Ask for Help: You don’t have to know everything and there’s no reason to go it alone. You can often get free first-time consultations with trainers, nutritionists, or specialists to help you figure out how to get started. You don’t need to make a long-term financial commitment if you don’t want to. It might even be as simple as talking to a friend or family member who has made headway in the areas you struggle with or who you know lives a healthy lifestyle. If you find you are not making progress and you can’t figure out why, ask for help. Everyone’s body reacts a little differently to diet and exercise, but progress is never out of reach. If you aren’t making the progress you want, don’t give up—find out why.
Go Beyond Diets: Diets are short term fixes. They may help you lose some weight initially but they also can mess up your metabolism and cause plateauing and frustration. Plus, if you don’t make long-term changes to your lifestyle and eating habits, once you get off the diet you won’t know how to maintain your weight. Long-term weight loss and health is not just how much you eat but what you eat. Accept the fact that processed foods will never be good for you and there are no eat-this-one-thing-to-fix-your-life solutions. Get over it and learn to like the foods that are good for you: lean protein, whole grains, fresh fruits and vegetables. You can still have tasty food and be giving your body the nutrients it needs to change your body and health.
Change Everyday Habits: It’s the small things that will make or break your fitness goals. Do you get a mocha every day on your way to work? Cut it down to just a few times a week and use half the sugar. Keep healthy snacks available at home or in the office so vending machines or quick stops by McDonalds aren’t as tempting. Focus on the new things you are learning to like and soon you won’t even think of the old traps.
Plan, Plan, and Re-plan: You have to stay organized and re-organized every week, maybe even every day, to achieve fitness goals. Make it a point regularly to plan when you will exercise. Plan out your meals for the week so you don’t find yourself stuck with unhealthy choices. Cheat meals are fine, but plan them, don’t just let them happen sporadically or they will soon become the norm.

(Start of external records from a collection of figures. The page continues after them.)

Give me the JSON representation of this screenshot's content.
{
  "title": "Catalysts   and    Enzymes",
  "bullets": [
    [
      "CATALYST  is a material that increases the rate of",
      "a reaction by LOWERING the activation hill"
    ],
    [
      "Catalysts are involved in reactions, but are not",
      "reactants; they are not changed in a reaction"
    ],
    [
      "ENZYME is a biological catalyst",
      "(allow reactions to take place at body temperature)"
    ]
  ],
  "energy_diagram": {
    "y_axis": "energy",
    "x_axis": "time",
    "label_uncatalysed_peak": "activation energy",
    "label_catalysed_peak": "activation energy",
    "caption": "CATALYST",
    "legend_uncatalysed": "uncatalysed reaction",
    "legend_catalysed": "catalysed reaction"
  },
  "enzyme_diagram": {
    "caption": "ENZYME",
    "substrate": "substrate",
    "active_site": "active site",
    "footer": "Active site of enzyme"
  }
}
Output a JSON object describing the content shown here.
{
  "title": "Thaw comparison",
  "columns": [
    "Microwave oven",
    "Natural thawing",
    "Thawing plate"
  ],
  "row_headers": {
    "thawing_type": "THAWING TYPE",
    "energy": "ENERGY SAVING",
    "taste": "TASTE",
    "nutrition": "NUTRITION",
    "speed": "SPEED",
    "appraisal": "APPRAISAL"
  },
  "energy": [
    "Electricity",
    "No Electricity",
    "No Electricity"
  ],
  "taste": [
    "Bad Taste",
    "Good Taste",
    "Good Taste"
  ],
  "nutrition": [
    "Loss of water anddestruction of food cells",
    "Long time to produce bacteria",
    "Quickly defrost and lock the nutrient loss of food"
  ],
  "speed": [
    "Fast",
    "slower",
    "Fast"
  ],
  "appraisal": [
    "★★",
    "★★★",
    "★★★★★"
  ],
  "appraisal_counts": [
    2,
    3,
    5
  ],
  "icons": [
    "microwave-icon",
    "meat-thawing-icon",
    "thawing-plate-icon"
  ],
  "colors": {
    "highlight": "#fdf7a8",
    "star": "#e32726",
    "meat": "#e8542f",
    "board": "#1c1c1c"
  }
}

Make Check-points: A year-long goal is doomed if it doesn’t have small check-points along the way. Reevaluate your progress along the way, maybe once a month or every other month. Be sure to keep track of your progress along the way. You’ll fend off discouragement better when you have documentation of how far you’ve come, rather than always looking at how far you have to go. Weight loss is not the only measure. Are your clothes fitting better, are you getting more sleep at night, are you exercising more regularly and deliberately, are you drinking more water every day? Keep track of the little victories so that you can remind yourself that you are, in fact, making progress. And if you aren’t making progress, a monthly check-point will allow you to fix it early on rather than waiting until next December to feel guilty about failing again.
Stay Accountable: Figure out something that will motivate you to stay accountable: a friend, a trainer, a family member, or get creative. Put money in a jar every week you lose weight and use that money to buy a new outfit once you’ve reached a certain goal. If you are competitive, find a buddy and make it a contest. Again, if you find you aren’t making progress, don’t get discouraged, find out why and push past it, but stay with it and don’t let yourself quit.